Arrival - Friday noon
Departure - Monday morning
Friday: Reykjanes Peninsula
On arrival, the wonders of Iceland are already waiting for you near Keflavík International Airport. The Reykjanes Peninsula is a special place, and it is often referred to as a condensed version of Iceland. The rugged and dramatic landscape is filled with volcanic craters, lava fields, geothermal water and hot springs, as well as countless restaurants, museums, churches, lighthouses and festivals.
Among the sites not to be missed are Gunnuhver, Iceland's widest bubbling hot spring, Brennisteinfjöll sulphide mountains, Brimketill lava formation and the bridge that connects the Eurasian and American tectonic plates. Stay in the peninsula overnight, then head to the capital, Reykjavík.
There is a lot to see in the Icelandic capital. The famous Hallgrímskirkja church is at the top of the exclusive street Skolavordustigur. Its organ is beautiful and an absolute must-see - you can also go to the top of the church for a breath-taking view of the city. You can continue your walk to Perlan and Oskjuhlid and if you feel like it, go for a swim in the sea, followed by a hot bath at the geothermal beach Nauthólsvík. Back in the city centre, a visit to the beautiful Harpa is necessary; This building that houses concert halls and events is an architectural gem. Then head to the little lake by the town hall Tjörnin, and meet the local ducks.
The weekend flea market, Kolaportið, is fun to browse, with or without buying anything. You can taste the famous Icelandic delicacies, such as shark-fish or dried fish, and walk in the alleys filled with clothes, books and handicrafts. The beautiful peninsula Seltjarnarnes, to the west of the centre of Reykjavík, is worth exploring. The neighbourhood has a very nice swimming pool, including a large pool for swimmers, a small one for children, four Jacuzzis, a sauna, a pool with seawater and a beautiful view of the Icelandic capital and surrounding area, awaits you there.
Stroll down the shopping street Laugavegur, without a doubt this will occupy a substantial amount of your day.
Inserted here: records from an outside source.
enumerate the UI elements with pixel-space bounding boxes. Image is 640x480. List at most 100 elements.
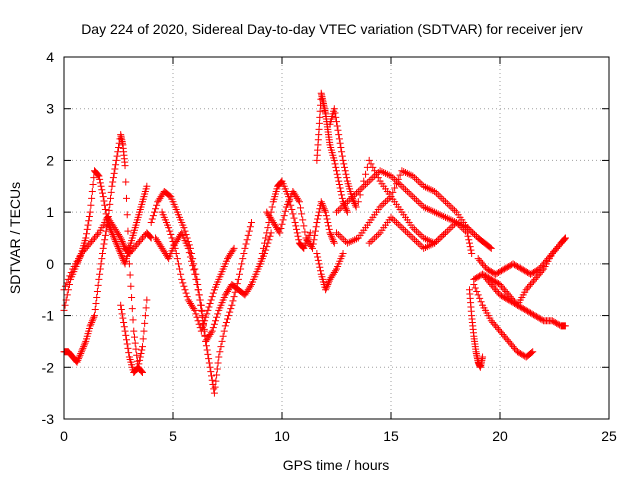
data-point: [101, 206, 109, 214]
data-point: [80, 341, 88, 349]
data-point: [91, 312, 99, 320]
data-point: [487, 317, 495, 325]
data-point: [97, 182, 105, 190]
data-point: [372, 170, 380, 178]
data-point: [97, 260, 105, 268]
data-point: [351, 200, 359, 208]
data-point: [502, 287, 510, 295]
data-point: [513, 348, 521, 356]
data-point: [343, 206, 351, 214]
data-point: [515, 263, 523, 271]
data-point: [360, 177, 368, 185]
data-point: [136, 356, 144, 364]
data-point: [532, 312, 540, 320]
data-point: [440, 231, 448, 239]
data-point: [109, 178, 117, 186]
data-point: [334, 174, 342, 182]
data-point: [411, 236, 419, 244]
data-point: [138, 368, 146, 376]
data-point: [340, 201, 348, 209]
data-point: [328, 234, 336, 242]
data-point: [204, 306, 212, 314]
data-point: [133, 351, 141, 359]
data-point: [243, 236, 251, 244]
data-point: [218, 337, 226, 345]
data-point: [474, 273, 482, 281]
data-point: [125, 250, 133, 258]
data-point: [230, 293, 238, 301]
data-point: [105, 206, 113, 214]
data-point: [322, 208, 330, 216]
data-point: [191, 306, 199, 314]
data-point: [93, 170, 101, 178]
data-point: [121, 162, 129, 170]
data-point: [228, 301, 236, 309]
data-point: [508, 298, 516, 306]
data-point: [291, 218, 299, 226]
data-point: [503, 336, 511, 344]
data-point: [380, 200, 388, 208]
data-point: [409, 224, 417, 232]
data-point: [414, 198, 422, 206]
data-point: [210, 389, 218, 397]
data-point: [201, 331, 209, 339]
y-axis-label: SDTVAR / TECUs: [7, 182, 23, 294]
data-point: [123, 211, 131, 219]
data-point: [148, 215, 156, 223]
data-point: [142, 304, 150, 312]
data-point: [372, 232, 380, 240]
data-point: [109, 174, 117, 182]
data-point: [314, 215, 322, 223]
data-point: [319, 203, 327, 211]
data-point: [451, 206, 459, 214]
data-point: [172, 250, 180, 258]
data-point: [551, 318, 559, 326]
data-point: [391, 184, 399, 192]
data-point: [331, 160, 339, 168]
data-point: [400, 168, 408, 176]
data-point: [192, 275, 200, 283]
data-point: [146, 232, 154, 240]
data-point: [89, 181, 97, 189]
data-point: [369, 163, 377, 171]
data-point: [449, 205, 457, 213]
data-point: [295, 236, 303, 244]
data-point: [497, 329, 505, 337]
data-point: [496, 268, 504, 276]
data-point: [465, 239, 473, 247]
data-point: [194, 286, 202, 294]
data-point: [312, 223, 320, 231]
data-point: [487, 268, 495, 276]
data-point: [106, 200, 114, 208]
data-point: [127, 248, 135, 256]
data-point: [330, 105, 338, 113]
data-point: [378, 201, 386, 209]
data-point: [117, 251, 125, 259]
data-point: [138, 368, 146, 376]
data-point: [207, 368, 215, 376]
data-point: [479, 353, 487, 361]
series-s10: [313, 89, 351, 216]
data-point: [333, 170, 341, 178]
data-point: [447, 216, 455, 224]
series-s1: [60, 167, 151, 314]
data-point: [509, 260, 517, 268]
data-point: [314, 253, 322, 261]
data-point: [522, 286, 530, 294]
data-point: [277, 225, 285, 233]
data-point: [208, 327, 216, 335]
data-point: [120, 323, 128, 331]
data-point: [134, 363, 142, 371]
data-point: [232, 284, 240, 292]
data-point: [229, 297, 237, 305]
data-point: [506, 339, 514, 347]
data-point: [112, 161, 120, 169]
data-point: [483, 275, 491, 283]
data-point: [138, 346, 146, 354]
data-point: [529, 348, 537, 356]
data-point: [420, 182, 428, 190]
data-point: [203, 310, 211, 318]
data-point: [496, 291, 504, 299]
data-point: [511, 261, 519, 269]
data-point: [181, 286, 189, 294]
If you want to know a little more about the city and discover the best places to visit, according to the locals, you can join a guided tour of the city. There are a few to choose from, some have a fixed price and some are free with an option to donate (you give what you want). Take a walk around the harbour area, and why not join a whale watching tour?
To learn more about Icelandic history and culture, many museums are at your disposal. The Árbær museum consists of over twenty buildings that form a central square, a village and farm, and aims to show the Icelandic way of life, throughout the ages. It is the only open-air museum in the capital, but there are dozens of other interesting places to visit.
Sunday: Golden circle
The Golden Circle is Iceland's most popular tourist destination, and includes Þingvellir, Gullfoss and Geysir. Þingvellir (Thingvellir) is the National Park where the Althingi (parliament) was founded in 930 and continued until 1798. The next stop on the tour is the hot spring area of Geysir. this is the first geyser known to Europeans and first that has been written about in a printed source.
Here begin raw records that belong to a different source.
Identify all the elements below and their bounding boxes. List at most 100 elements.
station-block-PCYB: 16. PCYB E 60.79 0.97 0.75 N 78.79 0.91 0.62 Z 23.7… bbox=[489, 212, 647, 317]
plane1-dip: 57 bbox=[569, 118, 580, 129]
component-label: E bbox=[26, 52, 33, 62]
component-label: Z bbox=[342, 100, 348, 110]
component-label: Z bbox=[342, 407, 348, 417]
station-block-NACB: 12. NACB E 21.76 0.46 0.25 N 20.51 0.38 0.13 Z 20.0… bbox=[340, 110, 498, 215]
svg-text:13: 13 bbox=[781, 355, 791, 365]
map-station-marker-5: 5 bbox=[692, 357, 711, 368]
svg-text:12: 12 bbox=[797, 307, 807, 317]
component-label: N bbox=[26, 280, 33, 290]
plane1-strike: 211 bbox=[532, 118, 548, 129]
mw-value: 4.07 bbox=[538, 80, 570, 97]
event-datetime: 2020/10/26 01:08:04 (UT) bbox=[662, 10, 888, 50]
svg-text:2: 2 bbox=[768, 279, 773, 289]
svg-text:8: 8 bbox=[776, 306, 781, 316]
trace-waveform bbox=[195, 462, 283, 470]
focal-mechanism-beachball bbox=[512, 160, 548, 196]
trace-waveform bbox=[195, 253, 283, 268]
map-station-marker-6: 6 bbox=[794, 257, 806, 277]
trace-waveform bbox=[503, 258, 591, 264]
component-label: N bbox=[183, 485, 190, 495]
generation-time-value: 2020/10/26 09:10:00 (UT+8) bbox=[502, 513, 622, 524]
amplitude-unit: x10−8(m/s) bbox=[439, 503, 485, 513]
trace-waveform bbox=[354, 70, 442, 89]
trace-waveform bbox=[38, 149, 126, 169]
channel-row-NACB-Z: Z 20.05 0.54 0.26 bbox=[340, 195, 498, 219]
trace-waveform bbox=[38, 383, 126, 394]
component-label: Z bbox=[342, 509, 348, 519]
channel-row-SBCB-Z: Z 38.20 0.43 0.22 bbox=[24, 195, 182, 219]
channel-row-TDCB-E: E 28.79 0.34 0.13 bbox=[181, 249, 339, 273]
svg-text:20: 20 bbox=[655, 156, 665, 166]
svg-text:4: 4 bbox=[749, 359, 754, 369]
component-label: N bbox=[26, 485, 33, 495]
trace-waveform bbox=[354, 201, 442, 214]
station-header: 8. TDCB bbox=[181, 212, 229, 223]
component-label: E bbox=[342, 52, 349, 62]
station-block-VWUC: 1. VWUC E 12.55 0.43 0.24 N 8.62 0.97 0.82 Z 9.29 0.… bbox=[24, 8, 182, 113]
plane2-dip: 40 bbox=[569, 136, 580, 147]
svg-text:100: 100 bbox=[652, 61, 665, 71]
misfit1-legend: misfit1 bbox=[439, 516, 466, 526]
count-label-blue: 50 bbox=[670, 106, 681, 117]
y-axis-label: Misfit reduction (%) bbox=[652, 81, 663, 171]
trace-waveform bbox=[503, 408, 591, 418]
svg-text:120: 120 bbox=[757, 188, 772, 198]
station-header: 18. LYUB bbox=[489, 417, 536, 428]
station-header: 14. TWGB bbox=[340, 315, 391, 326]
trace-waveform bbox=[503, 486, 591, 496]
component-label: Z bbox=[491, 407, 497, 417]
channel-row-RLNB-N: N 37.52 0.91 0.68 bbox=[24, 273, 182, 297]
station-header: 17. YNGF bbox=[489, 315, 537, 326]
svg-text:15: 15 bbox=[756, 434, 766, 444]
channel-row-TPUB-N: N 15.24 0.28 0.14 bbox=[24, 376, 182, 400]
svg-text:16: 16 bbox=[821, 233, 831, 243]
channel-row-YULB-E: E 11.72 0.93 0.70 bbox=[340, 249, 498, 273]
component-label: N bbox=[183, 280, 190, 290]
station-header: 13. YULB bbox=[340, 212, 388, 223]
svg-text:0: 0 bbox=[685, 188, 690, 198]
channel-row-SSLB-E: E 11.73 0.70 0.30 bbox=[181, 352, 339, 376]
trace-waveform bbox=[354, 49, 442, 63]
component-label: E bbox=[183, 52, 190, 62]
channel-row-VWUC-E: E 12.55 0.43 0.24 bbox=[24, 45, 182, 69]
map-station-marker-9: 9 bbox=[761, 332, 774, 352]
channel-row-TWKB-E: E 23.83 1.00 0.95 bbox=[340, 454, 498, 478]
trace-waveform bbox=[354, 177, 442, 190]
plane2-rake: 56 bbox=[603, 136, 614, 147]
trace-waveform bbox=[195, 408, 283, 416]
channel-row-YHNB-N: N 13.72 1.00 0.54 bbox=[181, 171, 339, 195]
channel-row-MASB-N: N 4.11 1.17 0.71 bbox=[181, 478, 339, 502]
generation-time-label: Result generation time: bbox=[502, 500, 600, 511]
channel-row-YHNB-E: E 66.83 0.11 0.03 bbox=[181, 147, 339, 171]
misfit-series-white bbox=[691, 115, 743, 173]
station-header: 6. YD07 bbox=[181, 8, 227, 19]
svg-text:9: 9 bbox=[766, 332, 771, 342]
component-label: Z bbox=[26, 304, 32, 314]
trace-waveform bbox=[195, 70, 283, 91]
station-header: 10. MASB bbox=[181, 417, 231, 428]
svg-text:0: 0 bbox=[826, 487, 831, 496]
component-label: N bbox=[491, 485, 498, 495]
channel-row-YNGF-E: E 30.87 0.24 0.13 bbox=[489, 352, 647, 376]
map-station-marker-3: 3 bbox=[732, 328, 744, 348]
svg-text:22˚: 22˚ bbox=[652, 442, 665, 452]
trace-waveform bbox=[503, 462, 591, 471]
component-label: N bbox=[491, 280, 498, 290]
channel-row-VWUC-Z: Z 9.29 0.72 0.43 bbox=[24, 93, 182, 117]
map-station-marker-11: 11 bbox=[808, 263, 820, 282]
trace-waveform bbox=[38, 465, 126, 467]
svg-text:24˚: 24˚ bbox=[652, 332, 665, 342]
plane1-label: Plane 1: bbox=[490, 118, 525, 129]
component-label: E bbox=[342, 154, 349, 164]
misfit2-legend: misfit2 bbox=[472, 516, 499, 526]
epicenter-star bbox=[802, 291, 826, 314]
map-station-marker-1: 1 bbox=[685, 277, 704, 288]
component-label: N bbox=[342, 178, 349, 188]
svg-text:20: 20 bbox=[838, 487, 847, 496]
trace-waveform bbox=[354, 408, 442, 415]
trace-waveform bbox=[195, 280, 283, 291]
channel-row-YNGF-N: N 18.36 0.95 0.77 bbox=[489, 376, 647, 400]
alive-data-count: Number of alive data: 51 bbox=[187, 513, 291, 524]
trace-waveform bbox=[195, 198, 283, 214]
Geysir does not erupt very often, but his companion Strokkur delights visitors with eruptions every ten minutes or so. Gullfoss, the golden waterfall is certainly the most popular waterfall in Iceland, and is a must see in the south of Iceland. The waterfall is 32 meters high, but the canyon in the vicinity can reach up to 70 meters high. The waterfall is located on the white river Hvítá, which is supplied by the second largest glacier in Iceland, Langjokull. After a busy day of sightseeing, spend the night in the capital or near the airport, if your flight is early the next morning.